Thanks so much for your well-considered reply and support. It sounds as if you found a good approach there away from dogmatism. Wishing you all the best for your journey.
firstly I would like to thank you not only for this post but also for other articles and your books. I am a young scientist who started to do yoga mostly for physical reasons and continued because I could not longer ignore changes it (yoga) brought to my body and (mainly) soul. Finding balance between what my “science mind” and “yogi feeling” tell me is unearthly difficult sometimes (sorry for unclear naming, descriptive system of yoga is difficult to grasp for me).
Our yoga teacher pointed me to your books and I could not be happier. I used to feel very humiliated when reading about how you should completely surrender to “guru” or “lineage”. I find it absolutely unacceptable – believing something just because it is. This would take science (and humanity) nowhere. I tried to avoid thinking about this subject expecting that later on my path I would eventually understand. I thought it is just my ego talking.
Humiliation resulted from me starting to doubt my teaching techniques (encouraging questioning, curiosity, study of the subject, self and also methods used). Students taught me so much, mainly by questioning me and my (scientific) methods. For years I was trained to use my “brain” and logic to solve problems and meet the unknown. Believing that there is a person that “knows it all” is absurd in science. Coming into contact with infinite complexity of nature every day humbles you in some way and having a mentor who is considered an expert in the field while still being a sweet, friendly and humble man set some expectations about my future teachers (whether I “meet” them in person or through the book).

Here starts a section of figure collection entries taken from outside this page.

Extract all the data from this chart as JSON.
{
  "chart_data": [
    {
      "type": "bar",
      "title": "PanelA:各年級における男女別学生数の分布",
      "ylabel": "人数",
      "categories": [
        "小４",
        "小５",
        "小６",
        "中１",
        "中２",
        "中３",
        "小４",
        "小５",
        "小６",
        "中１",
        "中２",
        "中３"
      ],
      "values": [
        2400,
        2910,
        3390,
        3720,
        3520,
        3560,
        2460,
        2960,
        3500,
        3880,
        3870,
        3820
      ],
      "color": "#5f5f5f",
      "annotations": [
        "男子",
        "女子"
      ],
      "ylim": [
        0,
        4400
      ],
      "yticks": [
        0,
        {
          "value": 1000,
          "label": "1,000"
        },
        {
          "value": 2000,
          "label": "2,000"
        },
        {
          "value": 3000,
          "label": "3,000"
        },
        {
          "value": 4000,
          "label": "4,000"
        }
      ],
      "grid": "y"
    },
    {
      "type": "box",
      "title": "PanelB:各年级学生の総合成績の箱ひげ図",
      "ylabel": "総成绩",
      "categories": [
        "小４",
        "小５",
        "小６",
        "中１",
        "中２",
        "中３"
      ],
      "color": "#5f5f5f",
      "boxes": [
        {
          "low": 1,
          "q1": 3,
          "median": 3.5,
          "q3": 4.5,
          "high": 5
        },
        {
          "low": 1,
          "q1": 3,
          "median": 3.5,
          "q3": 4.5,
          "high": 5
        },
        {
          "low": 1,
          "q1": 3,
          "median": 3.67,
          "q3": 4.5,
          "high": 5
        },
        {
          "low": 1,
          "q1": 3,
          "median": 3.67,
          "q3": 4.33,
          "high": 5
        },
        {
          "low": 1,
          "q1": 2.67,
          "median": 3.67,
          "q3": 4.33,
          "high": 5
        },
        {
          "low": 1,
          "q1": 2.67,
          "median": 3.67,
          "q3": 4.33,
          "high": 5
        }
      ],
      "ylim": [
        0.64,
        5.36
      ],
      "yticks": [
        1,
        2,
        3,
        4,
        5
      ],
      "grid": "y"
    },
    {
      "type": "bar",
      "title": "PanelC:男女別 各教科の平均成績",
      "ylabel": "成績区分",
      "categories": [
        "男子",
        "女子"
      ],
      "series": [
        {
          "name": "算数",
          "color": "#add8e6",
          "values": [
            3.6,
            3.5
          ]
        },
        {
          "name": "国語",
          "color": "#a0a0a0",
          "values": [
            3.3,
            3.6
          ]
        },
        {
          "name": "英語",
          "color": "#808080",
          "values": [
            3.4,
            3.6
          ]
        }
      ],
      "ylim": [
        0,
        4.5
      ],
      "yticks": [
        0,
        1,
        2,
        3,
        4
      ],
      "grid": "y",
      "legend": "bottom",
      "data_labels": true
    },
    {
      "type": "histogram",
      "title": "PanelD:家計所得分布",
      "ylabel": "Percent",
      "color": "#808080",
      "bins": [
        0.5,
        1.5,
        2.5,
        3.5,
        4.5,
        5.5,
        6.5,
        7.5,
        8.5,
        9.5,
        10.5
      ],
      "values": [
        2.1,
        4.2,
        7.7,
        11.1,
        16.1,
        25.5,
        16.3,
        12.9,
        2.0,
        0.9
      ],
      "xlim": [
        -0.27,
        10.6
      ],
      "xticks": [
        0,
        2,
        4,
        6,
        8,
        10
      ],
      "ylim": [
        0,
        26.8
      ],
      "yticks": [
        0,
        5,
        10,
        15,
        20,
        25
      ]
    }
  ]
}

Thanks to you I can actually study texts and am not afraid to think about them. I am at very beginning but finally I have the feeling that my hitherto path was not complete waste of time. This article was also very good reminder for me not to fall in “cult-like” thinking – I have observed myself doing things I would never willingly do just because my teacher told me so (mainly doing asanas I was afraid to do). And thanks to some “teachings” I thought it was right thing to do so.
Again: thank you for promoting critical thinking and questioning. And thank you for showing my science-mind that having science-yogi-soul is also possible.
I wish you and Monica all the best, I love what are you both doing.
(Sorry for my English. Greetings from Slovakia.)
Thanks for your reply. Believe me you are on the right path. People who believe they are above being questioned are anyway not worth following. I found being questioned by my students was very fertile for my own teaching and I always encourage them to do so. Often the questioning of my students leads to contemplation that may be challenging at first but leads me to a deeper understanding in the end. How could a teacher believe to come up with all the right questions in the first place. Very often the most important questions do get asked by our students. If a teacher asks you to believe in them and in their personage and to accept their authority unquestioningly, they have already lost the way and are nothing but charlatans.
Wishing you all the best.
PS Not sure whether you’ve seen it but I’ll be teaching in Prague and Zagreb in April.